Jimmy loved the stories in the Book of Mormon and started sharing them with his friends. But because he was still worried that he was being misled by the devil, he prayed earnestly "please help me to know so I won't be led astray". He had a profound answer with a strong feeling through his whole body, and a voice saying "it is true, don't be afraid, it is true, and because I love the world, I have given it to you". After that he kept reading and studying the Book of Mormon, and thanked the Lord often for the gift of the book.
Antananarivo, Madagascar
It was
almost a year later when he and his cousin started studying again with another set of missionaries. This time when they invited him to be baptized he fasted and
prayed, and realized the baptism needed to be with priesthood authority. He and his cousin were both baptized as Latter-day Saints when he
was 22. Then he approached his Bishop and asked if he could serve a mission,
but at first he was told he was too old. He kept asking and finally he was called at the age of 24 to the Capetown South Africa Mission.

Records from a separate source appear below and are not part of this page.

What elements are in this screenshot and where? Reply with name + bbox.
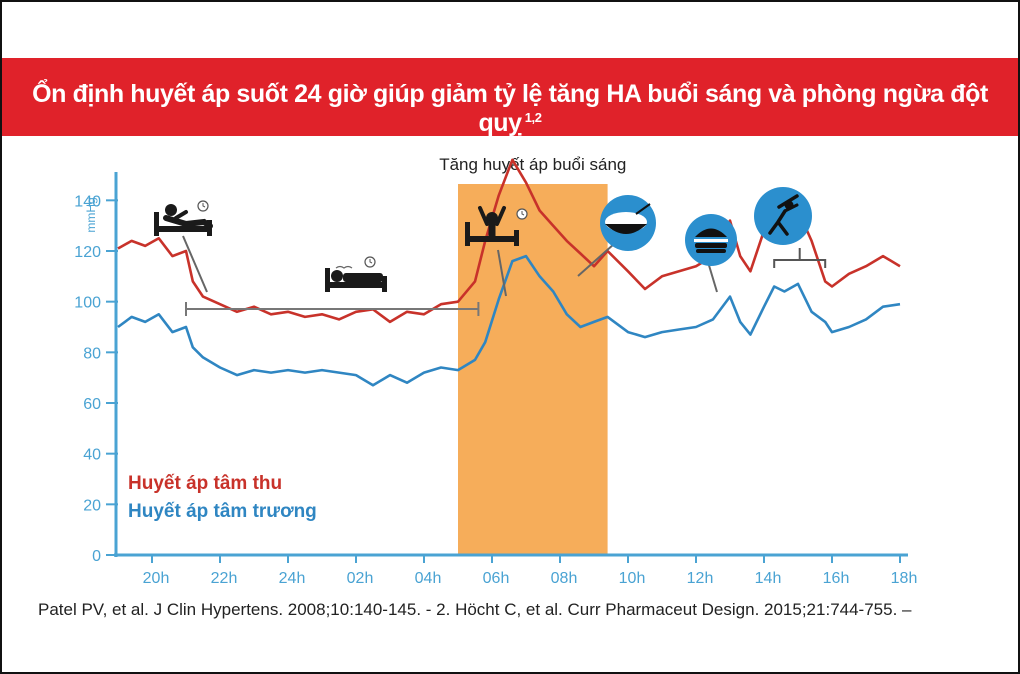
blanket bbox=[476, 236, 512, 242]
callout-line-burger bbox=[707, 261, 718, 293]
person-waking-icon bbox=[465, 206, 528, 246]
figure bbox=[768, 194, 799, 236]
head bbox=[331, 270, 343, 282]
chopstick bbox=[635, 203, 651, 215]
x-tick-label: 02h bbox=[347, 570, 374, 587]
head bbox=[165, 204, 177, 216]
person-reclining-icon bbox=[154, 200, 213, 236]
sleep-marks bbox=[335, 265, 353, 269]
bed-head bbox=[325, 268, 330, 292]
burger-icon bbox=[685, 214, 737, 266]
arms bbox=[478, 206, 506, 226]
x-tick-label: 12h bbox=[687, 570, 714, 587]
head bbox=[486, 212, 498, 224]
y-tick-label: 40 bbox=[83, 447, 101, 464]
y-tick-label: 100 bbox=[74, 295, 101, 312]
y-tick-label: 140 bbox=[74, 193, 101, 210]
arm bbox=[174, 210, 188, 220]
x-tick-label: 24h bbox=[279, 570, 306, 587]
title-banner: Ổn định huyết áp suốt 24 giờ giúp giảm t… bbox=[2, 58, 1018, 138]
x-tick-label: 08h bbox=[551, 570, 578, 587]
y-axis-label: mmHg bbox=[84, 197, 98, 232]
x-tick-label: 14h bbox=[755, 570, 782, 587]
bed-foot bbox=[382, 276, 387, 292]
blanket bbox=[343, 273, 383, 282]
title-superscript: 1,2 bbox=[524, 109, 542, 125]
x-tick-label: 18h bbox=[891, 570, 918, 587]
reference-citation: Patel PV, et al. J Clin Hypertens. 2008;… bbox=[38, 600, 912, 619]
x-tick-label: 16h bbox=[823, 570, 850, 587]
bottom-bun bbox=[696, 249, 726, 253]
bed-head bbox=[465, 222, 470, 246]
callout-line-reclining bbox=[182, 235, 208, 293]
bed-head bbox=[154, 212, 159, 236]
x-tick-label: 22h bbox=[211, 570, 238, 587]
clock-hands bbox=[202, 203, 206, 208]
y-tick-label: 80 bbox=[83, 345, 101, 362]
person-exercising-icon bbox=[754, 187, 812, 245]
lettuce bbox=[694, 239, 728, 242]
band-label: Tăng huyết áp buổi sáng bbox=[439, 155, 626, 174]
callout-line-waking bbox=[497, 249, 507, 297]
patty bbox=[695, 243, 727, 248]
bed-foot bbox=[514, 230, 519, 246]
x-tick-label: 06h bbox=[483, 570, 510, 587]
bed-frame bbox=[154, 226, 212, 232]
y-tick-label: 60 bbox=[83, 396, 101, 413]
bed-frame bbox=[325, 282, 387, 288]
top-bun bbox=[695, 228, 727, 237]
person-sleeping-icon bbox=[325, 256, 387, 292]
chart-title: Ổn định huyết áp suốt 24 giờ giúp giảm t… bbox=[2, 80, 1018, 138]
title-text: Ổn định huyết áp suốt 24 giờ giúp giảm t… bbox=[32, 80, 988, 137]
x-tick-label: 20h bbox=[143, 570, 170, 587]
body bbox=[163, 215, 213, 229]
clock-hands bbox=[369, 259, 373, 264]
activity-bracket bbox=[773, 248, 827, 268]
x-tick-label: 04h bbox=[415, 570, 442, 587]
arm bbox=[783, 203, 799, 213]
rice-bowl-icon bbox=[600, 195, 656, 251]
clock-hands bbox=[521, 211, 525, 216]
y-tick-label: 20 bbox=[83, 497, 101, 514]
bowl bbox=[605, 224, 647, 234]
legend-systolic: Huyết áp tâm thu bbox=[128, 473, 282, 494]
legend-diastolic: Huyết áp tâm trương bbox=[128, 501, 317, 522]
x-tick-label: 10h bbox=[619, 570, 646, 587]
diastolic-line bbox=[117, 254, 901, 387]
y-tick-label: 120 bbox=[74, 244, 101, 261]
y-tick-label: 0 bbox=[92, 548, 101, 565]
callout-line-meal bbox=[577, 243, 615, 277]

After his mission he married Noro and he studied to be a doctor. They had two children when they decided to move to France, but France did not accept his credentials so he worked as a nurse aide. As an answer to his prayers he finally saw an opening for a medical intern in neurology. He was accepted because the post had been vacant for two years, so they waived some of the credential requirements. He kept working and studying for nine years until he qualified as a neurologist, and he started working at the hospital.
After a few
years he decided to start his own independent practice. About that time a service missionary in his ward told everyone about BYU Pathway. He had
always wished he could study at BYU, but concluded it would never be possible. He knew what it was like to both work and study, as he had for nine years. Now that his earlier studies were over, he would have
time to study something new. He joined BYU Pathway and signed up for business management, to help him
run and grow his medical practice. His life was busier now with five children,
but he took one class at a time and is now about halfway to his bachelors
degree.
At one time after his baptism, Jimmy looked for the original missionaries who had given him the Book of Mormon. Jimmy discovered that Elder Prescott had tragically died in a car accident during his mission.
He contacted Elder Prescott’s parents in Utah who had established a foundation named after their son, the Jared Prescott Charitable Trust. Their goals include supporting education in Madagascar, and one of their projects is supplying students with computers for BYU Pathway. Jimmy is assisting and supporting their project, and he and his wife Noro took the first shipment of 33 laptops to Madagascar in January, 2026.
Elder Prescott had been one of the first missionaries in
Madagascar, and was remembered as a superstar in everything he did. He had taken Jimmy a Book of Mormon and started teaching him, but Jimmy had stopped the lessons. Elder Prescott probably never knew that
Jimmy and his cousin were eventually baptized. And he didn’t know then that Jimmy
would go on to serve a mission, and to raise 4 sons who all went on missions.
He also didn’t know then that so many students in Madagascar would join BYU
Pathway, and that the trust his parents established would continue to support
them in their goals to raise Madagascar out of poverty.